Contra a tendência de possuir – A recusa do dinheiro, por parte de Francisco, é indicativa, sobretudo do que ele detesta, isto é, o dinheiro como símbolo do poder dominador, instrumento da arrogância social, ao longo de uma hierarquização que muda de grau, mas conserva inalterada a lógica, potestativa e de concupiscência. Francisco quer se afastar desta lógica. A sua prática ascética, rigorosa e constante, não tem outro objetivo senão resistir à tentação de possuir, inimiga da comunhão – aquele que possui, no fim, se mostra possuído por aquilo que possui. Em outubro de 1223, Francisco, excepcionalmente inquieto por causa do rumo que sua Família estava tomando, ouvirá o chamado da amiga Clara: “mas por que você se angustia tanto? A Ordem não é sua, é dele, de Deus, o pastor supremo”. É o toque purificador da fé que se concluirá com a identificação com o Crucifixo em La Verna. É a liberdade como libertação da pretensão de ser proprietário de alguma coisa cuja fecundidade é medida em base à capacidade de ampliar os espaços de vida e de pensamento. Enquanto não envolve o espírito, tornando-o transparente, a liberdade é uma bandeira que assinala uma prisão.
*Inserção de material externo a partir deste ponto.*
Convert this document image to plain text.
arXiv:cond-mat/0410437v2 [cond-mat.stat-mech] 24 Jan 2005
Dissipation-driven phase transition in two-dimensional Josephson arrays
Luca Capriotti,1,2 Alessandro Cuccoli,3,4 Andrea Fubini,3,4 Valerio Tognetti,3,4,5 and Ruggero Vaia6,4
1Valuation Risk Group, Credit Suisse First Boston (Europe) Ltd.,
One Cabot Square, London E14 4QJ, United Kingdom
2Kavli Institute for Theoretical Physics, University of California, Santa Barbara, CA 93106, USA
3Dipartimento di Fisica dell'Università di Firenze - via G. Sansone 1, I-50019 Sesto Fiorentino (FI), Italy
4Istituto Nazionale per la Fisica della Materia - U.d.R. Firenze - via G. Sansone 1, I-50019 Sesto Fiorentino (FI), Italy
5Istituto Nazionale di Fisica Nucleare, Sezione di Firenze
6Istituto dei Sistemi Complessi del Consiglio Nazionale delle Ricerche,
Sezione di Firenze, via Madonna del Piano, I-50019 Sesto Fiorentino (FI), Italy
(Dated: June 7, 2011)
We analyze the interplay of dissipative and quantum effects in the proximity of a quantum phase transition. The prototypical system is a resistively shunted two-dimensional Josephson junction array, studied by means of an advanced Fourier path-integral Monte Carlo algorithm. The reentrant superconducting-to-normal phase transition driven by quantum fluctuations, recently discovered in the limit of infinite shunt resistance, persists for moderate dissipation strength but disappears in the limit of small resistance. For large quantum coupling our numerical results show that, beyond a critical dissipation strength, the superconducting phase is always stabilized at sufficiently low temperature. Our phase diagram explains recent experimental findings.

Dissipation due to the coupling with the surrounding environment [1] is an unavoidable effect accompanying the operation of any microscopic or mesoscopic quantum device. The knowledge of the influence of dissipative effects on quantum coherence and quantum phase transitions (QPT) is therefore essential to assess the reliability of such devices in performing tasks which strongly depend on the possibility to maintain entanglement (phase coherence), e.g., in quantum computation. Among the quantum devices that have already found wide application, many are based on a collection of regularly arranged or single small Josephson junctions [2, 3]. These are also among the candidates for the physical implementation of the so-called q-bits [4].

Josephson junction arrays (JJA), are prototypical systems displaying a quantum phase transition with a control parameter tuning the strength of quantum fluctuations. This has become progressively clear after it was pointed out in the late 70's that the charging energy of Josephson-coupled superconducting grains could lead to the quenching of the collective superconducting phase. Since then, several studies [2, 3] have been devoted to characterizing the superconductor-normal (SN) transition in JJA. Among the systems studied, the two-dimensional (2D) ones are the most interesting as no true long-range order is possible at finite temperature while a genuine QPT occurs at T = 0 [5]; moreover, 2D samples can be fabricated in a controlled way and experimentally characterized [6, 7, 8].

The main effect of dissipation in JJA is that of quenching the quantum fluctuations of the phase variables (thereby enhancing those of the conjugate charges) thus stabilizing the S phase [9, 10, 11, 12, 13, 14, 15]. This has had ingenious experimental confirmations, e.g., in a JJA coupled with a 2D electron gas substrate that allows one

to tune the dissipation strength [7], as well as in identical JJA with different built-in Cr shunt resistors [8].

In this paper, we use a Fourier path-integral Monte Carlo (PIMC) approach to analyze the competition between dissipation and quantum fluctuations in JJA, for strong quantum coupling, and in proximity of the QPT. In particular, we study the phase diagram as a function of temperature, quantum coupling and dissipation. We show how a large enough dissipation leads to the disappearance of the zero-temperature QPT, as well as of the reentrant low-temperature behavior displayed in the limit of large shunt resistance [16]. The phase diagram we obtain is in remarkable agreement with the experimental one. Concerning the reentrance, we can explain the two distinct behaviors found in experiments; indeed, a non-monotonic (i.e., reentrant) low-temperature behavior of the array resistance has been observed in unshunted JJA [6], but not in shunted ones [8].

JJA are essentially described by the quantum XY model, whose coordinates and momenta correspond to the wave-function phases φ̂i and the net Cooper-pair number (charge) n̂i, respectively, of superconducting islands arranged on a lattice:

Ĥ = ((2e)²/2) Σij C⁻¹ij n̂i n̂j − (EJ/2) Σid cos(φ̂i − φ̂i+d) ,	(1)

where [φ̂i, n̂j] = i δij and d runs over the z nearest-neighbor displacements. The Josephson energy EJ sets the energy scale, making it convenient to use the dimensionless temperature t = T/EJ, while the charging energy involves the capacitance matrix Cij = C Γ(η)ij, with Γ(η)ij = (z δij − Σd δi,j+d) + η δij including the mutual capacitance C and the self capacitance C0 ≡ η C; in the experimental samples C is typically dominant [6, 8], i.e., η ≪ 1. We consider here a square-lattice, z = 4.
O outro não é o não-eu – O ponto central é constituído pelo lugar que é atribuído ao eu, se primeiro e qualificante, ou, ao contrário, sucessivo e funcional. O Ocidente sempre colocou no centro o eu – a razão, a consciência, o horizonte experiencial –, medida suprema de todas as coisas, contribuindo para a ocidentalização do mundo. O outro é o não-eu, objetivado ou objetivável, a ser assimilado em si numa gama de matizes, da imposição da própria cultura à hostilidade declarada em relação a quem – indivíduo, grupo ou nação – não aceita as nossas ideias ou se rebela a elas, excluído do debate comunitário, ou relegado à posição subalterna. É a lição da Europa colonizadora. Mesmo onde é contestada, tal Europa domina; mesmo que seja rechaçada, é rechaçada com as suas próprias armas. “Não há conflitos que não sejam conflitos originariamente próprios da Europa, quaisquer que sejam as terras ou os mares em que ocorrem. Para esta europeização do mundo não foi mais necessário ter o continente europeu como centro. Uma vez que a Europa se expandiu em todo o mundo, o espírito europeu não está mais na Europa, transmigrou alhures. Na América do Norte, por exemplo, mas não creio que seja menor na Ásia – no Japão em primeiro lugar, depois na China, cada vez com mais intensidade e convicção, e, em seguida, nos vários países do sudeste asiático”. Nesta transmigração, a “razão” europeia, a razão enquanto potência, acentuou seu lado prático-operativo porque foi identificada com o eu – res cogitans – conforme à lógica daquela egolatria narcisística que eliminou do horizonte toda demanda que pudesse atrapalhar sua afirmação. Domesticando o objeto para a sua lógica, a razão colocou apenas as perguntas que estavam a seu alcance durante um percurso ou método que considerou produtivo, para confirmar seu primado e sua força resolutiva.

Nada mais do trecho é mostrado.